Он в последний раз улыбнулся мне, прежде чем открыть свою карту и приступить к делу. Он сел на стул рядом со мной. Моя мать сидела напротив, сжимая мою руку, как будто это был ее спасательный круг.

– Сейчас я бы хотел поговорить с вами о том, что произошло… – Его губы продолжали шевелиться. Мама посмотрела на меня с серьезным выражением лица. Но я не слышала ни единого слова…

Мысленно я видела потоки алой крови. Так много крови. Куда бы я ни посмотрела, она была везде.

Мои руки и тело были пропитаны ею.

Я почувствовала боль. Жгучая боль в животе заставила меня задохнуться.
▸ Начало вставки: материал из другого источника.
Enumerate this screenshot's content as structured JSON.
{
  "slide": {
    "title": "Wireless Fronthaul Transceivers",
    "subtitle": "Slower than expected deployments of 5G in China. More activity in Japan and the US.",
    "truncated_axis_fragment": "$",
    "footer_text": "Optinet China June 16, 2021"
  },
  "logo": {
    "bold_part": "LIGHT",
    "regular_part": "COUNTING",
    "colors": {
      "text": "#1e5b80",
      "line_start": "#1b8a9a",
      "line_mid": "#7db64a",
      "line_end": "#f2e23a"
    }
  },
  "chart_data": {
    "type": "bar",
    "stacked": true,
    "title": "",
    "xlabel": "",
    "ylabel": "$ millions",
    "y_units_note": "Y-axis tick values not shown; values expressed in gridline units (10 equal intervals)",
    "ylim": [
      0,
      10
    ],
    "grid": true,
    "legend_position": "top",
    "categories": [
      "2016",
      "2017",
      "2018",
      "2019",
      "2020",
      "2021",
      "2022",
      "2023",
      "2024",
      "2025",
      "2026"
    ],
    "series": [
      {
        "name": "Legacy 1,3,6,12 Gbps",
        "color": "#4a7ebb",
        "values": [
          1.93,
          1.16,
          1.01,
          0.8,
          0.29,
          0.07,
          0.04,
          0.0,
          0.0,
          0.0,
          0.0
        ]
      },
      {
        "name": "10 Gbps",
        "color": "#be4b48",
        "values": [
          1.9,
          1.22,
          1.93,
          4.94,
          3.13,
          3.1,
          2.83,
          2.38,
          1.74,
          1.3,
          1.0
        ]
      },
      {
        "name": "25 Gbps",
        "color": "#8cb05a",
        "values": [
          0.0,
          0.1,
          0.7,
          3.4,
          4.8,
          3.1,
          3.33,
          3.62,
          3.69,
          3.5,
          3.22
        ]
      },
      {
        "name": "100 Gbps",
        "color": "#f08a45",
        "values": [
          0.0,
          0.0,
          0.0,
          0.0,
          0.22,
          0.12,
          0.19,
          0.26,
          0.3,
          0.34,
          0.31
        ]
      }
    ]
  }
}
Игнорируя доктора, я спустила одеяло до бедер, задрала больничный халат и увидела ужасный шрам на животе.

И тогда осознала правду.

Мой ребенок. Единственная хорошая вещь в моей жизни исчезла.

Мой ребенок.

Мой ребенок.

Мой ребенок.

Мой ребенок исчез.

– Мне очень жаль. – Доктор похлопал меня по руке. Я словно оцепенела. – Правда, очень жаль.

Мама вытерла мои слезы.

Я покачала головой.

Писк монитора ускорился. Доктор взглянул на аппарат.

Я все ждала, когда они скажут, что это все просто дурацкая шутка. Ждала, когда медсестра войдет в палату с плотно завернутым свертком в руках.

Этого не произошло.

Доктор встал. Писк усилился.

– Виктория, – тихо сказал он. – Мне нужно, чтобы вы успокоилась.

Я не могла, да и как он мог ожидать от меня этого? Мой ребенок был мертв.

Все пропало.

Он разговаривал с моей мамой. Но, опять же, их голоса звучали приглушенно.

Он позвал медсестру. Она вбежала внутрь и через несколько секунд доктор ввел мне в капельницу лекарство.

– Нет, – простонала я. Губы начали дрожать. – Мой ребенок…

Но мои слова исчезли, и я скользнула в темноту.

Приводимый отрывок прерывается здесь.